Step into almost any brokerage at the time and they rolled out a long list of fee loaded funds, pushed the concept of dollar-cost averaging, signed you up, and shoved you out the door.
That my friends was the norm.
It was so bad that even Buffett jumped in to challenge the logic behind that approach. Many, may not remember that he’d challenge a leading fund manager to beat the returns of an S&P Index Fund (low fees) without active management on an annual basis, and very few could outperform the index.
Today, mutual funds which were “The Kings” of the 1990s, have completely ceded their ground to index funds and exchange-traded funds (ETFs).
Dunlap goes a step further. He advocates for buying and holding 4 to 8 long-term positions with sector leading stocks and tracking all news related to them over a ten-year period.
While there are never guarantees, you’re likely to experience gains over a ten-year time horizon with dollar-cost averaging in, similar to what you’d get through buying and holding an index fund (e.g., S&P 500, Sector-based) twenty years, which offers greater diversification but you sacrifice potentially magnificent returns.
Think Differently to Build Your Future
They allow entrepreneurs and investors in a range of assets to share their knowledge frequently on the show. A semi-regular guest to Market Mondays is 19Keys (real name Jibrial Muhammad).

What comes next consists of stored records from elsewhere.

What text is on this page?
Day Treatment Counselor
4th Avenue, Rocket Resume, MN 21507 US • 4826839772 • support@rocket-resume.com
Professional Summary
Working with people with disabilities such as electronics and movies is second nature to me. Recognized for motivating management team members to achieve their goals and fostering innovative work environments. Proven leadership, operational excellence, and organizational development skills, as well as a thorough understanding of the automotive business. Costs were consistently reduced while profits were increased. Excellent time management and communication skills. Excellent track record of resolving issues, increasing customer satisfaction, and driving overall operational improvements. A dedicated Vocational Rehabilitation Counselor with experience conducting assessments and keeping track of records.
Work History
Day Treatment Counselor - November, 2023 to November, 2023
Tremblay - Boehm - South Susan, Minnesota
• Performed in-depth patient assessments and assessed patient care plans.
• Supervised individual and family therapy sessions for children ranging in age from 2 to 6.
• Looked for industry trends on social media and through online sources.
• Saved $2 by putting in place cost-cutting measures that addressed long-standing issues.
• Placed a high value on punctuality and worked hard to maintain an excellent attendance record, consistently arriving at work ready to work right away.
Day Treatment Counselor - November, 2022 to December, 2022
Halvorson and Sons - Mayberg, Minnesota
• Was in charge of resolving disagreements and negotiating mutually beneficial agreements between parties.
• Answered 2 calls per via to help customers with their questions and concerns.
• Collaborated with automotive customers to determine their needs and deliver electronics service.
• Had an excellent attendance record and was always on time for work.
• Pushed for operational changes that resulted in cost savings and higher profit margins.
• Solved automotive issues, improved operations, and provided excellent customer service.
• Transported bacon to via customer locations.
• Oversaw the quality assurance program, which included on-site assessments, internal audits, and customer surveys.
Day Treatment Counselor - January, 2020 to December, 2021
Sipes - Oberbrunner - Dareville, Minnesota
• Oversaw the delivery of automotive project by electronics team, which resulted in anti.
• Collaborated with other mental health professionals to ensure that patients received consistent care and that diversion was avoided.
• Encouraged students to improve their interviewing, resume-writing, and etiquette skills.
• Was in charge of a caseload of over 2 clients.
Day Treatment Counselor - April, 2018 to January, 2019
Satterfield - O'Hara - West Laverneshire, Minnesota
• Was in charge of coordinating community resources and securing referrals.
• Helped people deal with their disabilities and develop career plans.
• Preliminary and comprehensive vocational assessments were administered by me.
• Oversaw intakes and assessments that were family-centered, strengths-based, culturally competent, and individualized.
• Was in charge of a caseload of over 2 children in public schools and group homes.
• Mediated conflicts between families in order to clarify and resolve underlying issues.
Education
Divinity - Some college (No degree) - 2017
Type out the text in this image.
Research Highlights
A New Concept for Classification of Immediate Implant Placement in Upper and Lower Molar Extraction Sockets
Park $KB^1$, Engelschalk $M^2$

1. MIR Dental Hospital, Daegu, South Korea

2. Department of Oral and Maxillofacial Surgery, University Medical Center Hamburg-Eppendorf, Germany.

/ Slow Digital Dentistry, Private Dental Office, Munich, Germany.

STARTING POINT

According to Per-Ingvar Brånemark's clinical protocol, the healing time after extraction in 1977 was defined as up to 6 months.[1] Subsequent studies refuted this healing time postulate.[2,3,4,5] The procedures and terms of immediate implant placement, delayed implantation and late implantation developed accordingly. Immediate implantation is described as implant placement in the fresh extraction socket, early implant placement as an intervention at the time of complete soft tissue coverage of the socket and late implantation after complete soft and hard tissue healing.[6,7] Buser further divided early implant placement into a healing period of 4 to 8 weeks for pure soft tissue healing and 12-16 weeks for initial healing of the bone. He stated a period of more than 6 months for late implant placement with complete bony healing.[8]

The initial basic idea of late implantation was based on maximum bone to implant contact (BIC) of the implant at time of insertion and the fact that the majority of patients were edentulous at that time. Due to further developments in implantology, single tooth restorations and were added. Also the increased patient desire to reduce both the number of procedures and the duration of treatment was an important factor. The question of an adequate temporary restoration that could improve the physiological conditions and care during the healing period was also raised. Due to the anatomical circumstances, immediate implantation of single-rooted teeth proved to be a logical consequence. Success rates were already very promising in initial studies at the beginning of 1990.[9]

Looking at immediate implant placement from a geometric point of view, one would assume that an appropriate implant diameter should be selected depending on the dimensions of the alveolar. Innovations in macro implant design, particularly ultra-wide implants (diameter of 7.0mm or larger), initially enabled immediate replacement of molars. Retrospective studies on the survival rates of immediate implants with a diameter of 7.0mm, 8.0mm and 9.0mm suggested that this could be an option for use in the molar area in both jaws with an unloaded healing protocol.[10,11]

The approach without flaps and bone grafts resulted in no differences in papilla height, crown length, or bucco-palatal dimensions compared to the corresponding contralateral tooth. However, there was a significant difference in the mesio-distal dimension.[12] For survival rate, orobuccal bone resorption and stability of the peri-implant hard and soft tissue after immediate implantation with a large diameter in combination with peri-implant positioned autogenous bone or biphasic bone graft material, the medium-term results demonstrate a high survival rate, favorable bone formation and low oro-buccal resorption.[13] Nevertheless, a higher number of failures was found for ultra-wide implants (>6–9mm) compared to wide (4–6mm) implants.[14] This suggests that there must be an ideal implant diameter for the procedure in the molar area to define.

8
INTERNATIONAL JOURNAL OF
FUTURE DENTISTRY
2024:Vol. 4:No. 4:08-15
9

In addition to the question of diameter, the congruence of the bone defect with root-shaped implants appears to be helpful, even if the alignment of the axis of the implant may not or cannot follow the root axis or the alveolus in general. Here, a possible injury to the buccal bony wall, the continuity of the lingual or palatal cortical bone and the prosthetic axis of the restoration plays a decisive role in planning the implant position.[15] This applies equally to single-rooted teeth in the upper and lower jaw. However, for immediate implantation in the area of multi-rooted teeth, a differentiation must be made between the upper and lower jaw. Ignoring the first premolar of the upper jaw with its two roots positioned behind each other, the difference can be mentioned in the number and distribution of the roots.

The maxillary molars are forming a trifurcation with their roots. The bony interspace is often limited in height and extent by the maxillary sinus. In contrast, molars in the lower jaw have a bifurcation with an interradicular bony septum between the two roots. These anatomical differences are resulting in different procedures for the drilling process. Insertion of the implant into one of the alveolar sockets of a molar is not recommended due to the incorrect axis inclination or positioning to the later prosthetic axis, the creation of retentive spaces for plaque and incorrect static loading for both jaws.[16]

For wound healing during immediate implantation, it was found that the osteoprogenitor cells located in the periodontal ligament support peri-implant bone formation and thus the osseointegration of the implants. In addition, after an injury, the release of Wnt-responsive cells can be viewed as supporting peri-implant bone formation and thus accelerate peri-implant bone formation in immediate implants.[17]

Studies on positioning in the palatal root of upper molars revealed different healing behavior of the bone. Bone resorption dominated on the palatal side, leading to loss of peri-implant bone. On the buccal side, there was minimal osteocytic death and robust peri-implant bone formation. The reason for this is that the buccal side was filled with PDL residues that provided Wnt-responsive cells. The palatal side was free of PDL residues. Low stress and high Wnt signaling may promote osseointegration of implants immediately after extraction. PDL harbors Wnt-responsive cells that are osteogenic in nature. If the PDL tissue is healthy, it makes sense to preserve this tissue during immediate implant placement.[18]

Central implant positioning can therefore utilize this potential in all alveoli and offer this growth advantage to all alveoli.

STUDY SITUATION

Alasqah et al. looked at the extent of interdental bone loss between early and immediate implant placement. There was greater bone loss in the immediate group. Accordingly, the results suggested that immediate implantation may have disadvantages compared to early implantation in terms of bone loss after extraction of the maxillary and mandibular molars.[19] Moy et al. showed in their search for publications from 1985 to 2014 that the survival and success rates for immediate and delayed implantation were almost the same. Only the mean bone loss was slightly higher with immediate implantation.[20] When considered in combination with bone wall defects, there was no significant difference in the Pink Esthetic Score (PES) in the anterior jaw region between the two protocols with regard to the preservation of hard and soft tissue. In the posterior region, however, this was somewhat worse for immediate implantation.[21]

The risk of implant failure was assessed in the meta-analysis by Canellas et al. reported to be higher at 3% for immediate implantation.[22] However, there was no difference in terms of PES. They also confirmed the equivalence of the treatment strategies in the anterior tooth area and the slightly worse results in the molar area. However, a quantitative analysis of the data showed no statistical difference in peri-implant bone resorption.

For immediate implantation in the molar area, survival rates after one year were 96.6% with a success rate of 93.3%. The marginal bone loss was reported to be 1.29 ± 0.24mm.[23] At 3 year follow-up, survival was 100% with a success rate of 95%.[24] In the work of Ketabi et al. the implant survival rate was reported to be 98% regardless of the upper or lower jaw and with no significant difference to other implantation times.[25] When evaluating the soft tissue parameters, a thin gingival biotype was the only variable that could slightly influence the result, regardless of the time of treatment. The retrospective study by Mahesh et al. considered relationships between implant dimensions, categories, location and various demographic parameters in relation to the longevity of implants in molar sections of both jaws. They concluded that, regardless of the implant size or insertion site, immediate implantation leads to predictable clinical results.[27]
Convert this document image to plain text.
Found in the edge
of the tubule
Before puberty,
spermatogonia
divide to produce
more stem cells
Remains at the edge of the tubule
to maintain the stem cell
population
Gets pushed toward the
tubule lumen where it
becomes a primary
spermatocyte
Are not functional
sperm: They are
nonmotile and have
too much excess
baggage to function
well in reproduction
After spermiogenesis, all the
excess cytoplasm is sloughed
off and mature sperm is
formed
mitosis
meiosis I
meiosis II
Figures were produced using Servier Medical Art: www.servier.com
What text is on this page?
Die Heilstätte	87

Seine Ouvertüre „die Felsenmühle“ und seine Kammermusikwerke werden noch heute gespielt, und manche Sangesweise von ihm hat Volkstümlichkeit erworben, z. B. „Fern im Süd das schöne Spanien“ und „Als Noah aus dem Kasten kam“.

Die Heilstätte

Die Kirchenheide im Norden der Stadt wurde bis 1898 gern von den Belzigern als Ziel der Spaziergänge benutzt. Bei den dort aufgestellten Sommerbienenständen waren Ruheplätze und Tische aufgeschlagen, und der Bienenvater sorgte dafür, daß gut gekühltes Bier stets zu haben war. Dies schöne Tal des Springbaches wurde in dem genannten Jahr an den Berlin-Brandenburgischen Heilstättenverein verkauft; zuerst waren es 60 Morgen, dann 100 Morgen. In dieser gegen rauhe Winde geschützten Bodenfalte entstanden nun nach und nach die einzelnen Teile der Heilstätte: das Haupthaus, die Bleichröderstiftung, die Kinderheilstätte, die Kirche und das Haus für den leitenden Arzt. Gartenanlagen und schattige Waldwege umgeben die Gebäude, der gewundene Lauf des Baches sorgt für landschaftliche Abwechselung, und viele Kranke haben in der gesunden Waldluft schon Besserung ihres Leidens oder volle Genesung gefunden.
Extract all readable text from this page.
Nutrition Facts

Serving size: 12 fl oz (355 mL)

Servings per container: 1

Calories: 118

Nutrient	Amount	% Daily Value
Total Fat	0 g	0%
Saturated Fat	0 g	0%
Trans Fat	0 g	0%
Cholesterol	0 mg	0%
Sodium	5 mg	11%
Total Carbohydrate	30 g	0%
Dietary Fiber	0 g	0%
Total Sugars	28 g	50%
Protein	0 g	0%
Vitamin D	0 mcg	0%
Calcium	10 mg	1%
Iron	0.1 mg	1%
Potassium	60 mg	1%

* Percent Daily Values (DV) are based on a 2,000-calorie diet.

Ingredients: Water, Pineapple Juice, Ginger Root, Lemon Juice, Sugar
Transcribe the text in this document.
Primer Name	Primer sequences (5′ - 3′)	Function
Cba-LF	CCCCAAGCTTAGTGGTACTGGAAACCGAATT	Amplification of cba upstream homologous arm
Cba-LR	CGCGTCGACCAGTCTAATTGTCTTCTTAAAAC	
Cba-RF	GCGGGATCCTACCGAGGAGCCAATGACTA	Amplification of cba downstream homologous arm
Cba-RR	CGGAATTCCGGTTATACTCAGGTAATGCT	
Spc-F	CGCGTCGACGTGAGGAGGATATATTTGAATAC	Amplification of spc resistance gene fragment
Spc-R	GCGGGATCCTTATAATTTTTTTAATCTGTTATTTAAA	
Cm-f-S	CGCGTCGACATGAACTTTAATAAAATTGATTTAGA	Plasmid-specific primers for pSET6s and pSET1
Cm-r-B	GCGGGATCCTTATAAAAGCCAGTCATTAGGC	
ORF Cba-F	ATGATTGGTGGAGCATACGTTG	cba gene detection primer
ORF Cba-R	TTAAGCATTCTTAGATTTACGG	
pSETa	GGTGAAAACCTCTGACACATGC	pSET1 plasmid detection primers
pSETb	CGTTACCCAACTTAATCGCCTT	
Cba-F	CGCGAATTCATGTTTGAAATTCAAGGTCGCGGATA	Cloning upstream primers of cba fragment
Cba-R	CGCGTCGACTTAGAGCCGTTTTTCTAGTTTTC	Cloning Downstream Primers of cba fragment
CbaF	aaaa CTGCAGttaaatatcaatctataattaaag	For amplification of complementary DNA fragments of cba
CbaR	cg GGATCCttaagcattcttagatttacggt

He is a thought leader, futurist, motivational speaker, entrepreneur, podcasters, strong supporter of Black community and culture, and grew up in Oakland as part of the Nation of Islam.
You will consistently hear 19Keys stress the importance of elevating our thinking and high-level conversations. Whenever he joins, you’re sure to hear something that will cause you to pause and think.
“The world is shifting to different institutions. New institutions will rise with new forms of power.” 19 Keys
“UX Design is more important than coding now.” 19Keys
“Forget the institutional educational model and learn from the experience model of diving in and figuring out how AI can empower your ideas.” 19Keys
I’m paraphrasing above. The evidence that the world we have known the last 30, 40 years has begun to fade away, is piling up. It’s a matter now of what are you ready to go and build.
Are you planning on spending the next 50 years fighting to resurrect educational systems that we’re failing for that long?
Are you planning on sinking your hopes into the next set of politicians who are beholden to the constituencies putting in the most money to get them elected?
The challenge is thinking about how the world can look different and what you might attempt to build and do in partnership with your community, and those ready to go around you now to cement a place in the new world.
Listen or Take a Pass
You already know because I said it at the beginning, "This is a must-listen."
The knowledge shared and perspectives gained over two hours with Dunlap, Millings, and Bilal are worth your time.
It's easy to tune in while you're at the gym, running, walking for an hour. Turn on this podcast while you're busy cleaning up the kitchen, bedroom, or bathroom.